Yang Jianchun: The first phase of WeDoctor was Guahao.com, with its primary services centered on digitizing the traditional outpatient processes of offline hospitals. This included online appointment registration, digital payment and settlement, and access to laboratory test reports. By facilitating human-computer data interaction through server-based infrastructure, we accumulated a substantial user base and hospital-related data during this stage. However, there was no clear profit model at that time. Many people currently have a simplistic understanding of internet hospitals, equating them merely with hospital informatization solutions. Strictly speaking, such solutions do not constitute true "internet" services, as the essence of the internet lies in sharing and interoperability.
In the second phase, we established an internet hospital. The Wuzhen Internet Hospital is China’s first internet hospital, enabling online diagnosis and treatment.

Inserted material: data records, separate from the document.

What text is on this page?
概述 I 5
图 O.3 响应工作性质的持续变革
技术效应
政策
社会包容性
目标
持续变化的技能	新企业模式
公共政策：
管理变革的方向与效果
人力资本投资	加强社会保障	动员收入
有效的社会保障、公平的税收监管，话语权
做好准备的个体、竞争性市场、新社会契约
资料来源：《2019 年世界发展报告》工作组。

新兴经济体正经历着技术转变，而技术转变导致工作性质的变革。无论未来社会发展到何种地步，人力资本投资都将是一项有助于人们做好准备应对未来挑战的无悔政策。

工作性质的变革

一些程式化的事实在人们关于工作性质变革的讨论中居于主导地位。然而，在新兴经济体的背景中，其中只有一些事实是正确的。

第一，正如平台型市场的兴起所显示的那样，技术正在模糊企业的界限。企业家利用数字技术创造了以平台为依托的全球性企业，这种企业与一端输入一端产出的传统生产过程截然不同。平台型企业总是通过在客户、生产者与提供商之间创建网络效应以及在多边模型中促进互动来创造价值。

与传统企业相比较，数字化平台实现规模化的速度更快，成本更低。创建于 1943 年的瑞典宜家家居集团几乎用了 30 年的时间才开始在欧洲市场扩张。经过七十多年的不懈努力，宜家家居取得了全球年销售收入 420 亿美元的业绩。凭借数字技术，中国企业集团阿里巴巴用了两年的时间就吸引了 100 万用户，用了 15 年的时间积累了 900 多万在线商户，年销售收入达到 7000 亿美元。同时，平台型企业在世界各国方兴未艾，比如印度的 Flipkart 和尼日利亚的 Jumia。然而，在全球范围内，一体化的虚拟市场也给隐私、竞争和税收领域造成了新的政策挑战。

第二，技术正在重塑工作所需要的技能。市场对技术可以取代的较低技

WeDoctor evolved from providing back-end information technology services to becoming a licensed internet hospital with diagnostic and therapeutic qualifications. This breakthrough dissolved the boundaries of traditional hospitals, liberating physicians and medical facilities from the constraints of time, space, and physical location.
In the third phase, for internet hospitals to achieve large-scale development, breakthroughs, and replication, they must have support from medical insurance, with third-party payers covering the medical services provided by internet hospitals. Last year, WeDoctor proposed the “Three-Medical Linkage” strategy and began its implementation. The third stage of internet hospitals involves connecting healthcare, pharmaceuticals, and insurance. By decentralizing medical technology, addressing payment disparities, reducing circulation and transaction costs through centralized drug bidding, and forming a closed-loop service across the pharmaceutical industry chain, combined with medical insurance payments, internet medical services gain the potential for large-scale breakthroughs.
On June 12, ten government departments, including the National Health Commission, the National Development and Reform Commission, and the National Healthcare Security Administration, jointly issued the “Opinions on Promoting the Sustained, Healthy, and Regulated Development of Privately Run Medical Institutions.” The document requires that policies governing fees for internet-based diagnosis and treatment and their reimbursement through medical insurance be formulated and released by the end of September. What was once considered an exceedingly difficult challenge has now taken a historic step forward, signaling that the future of internet hospitals presents a tremendous opportunity.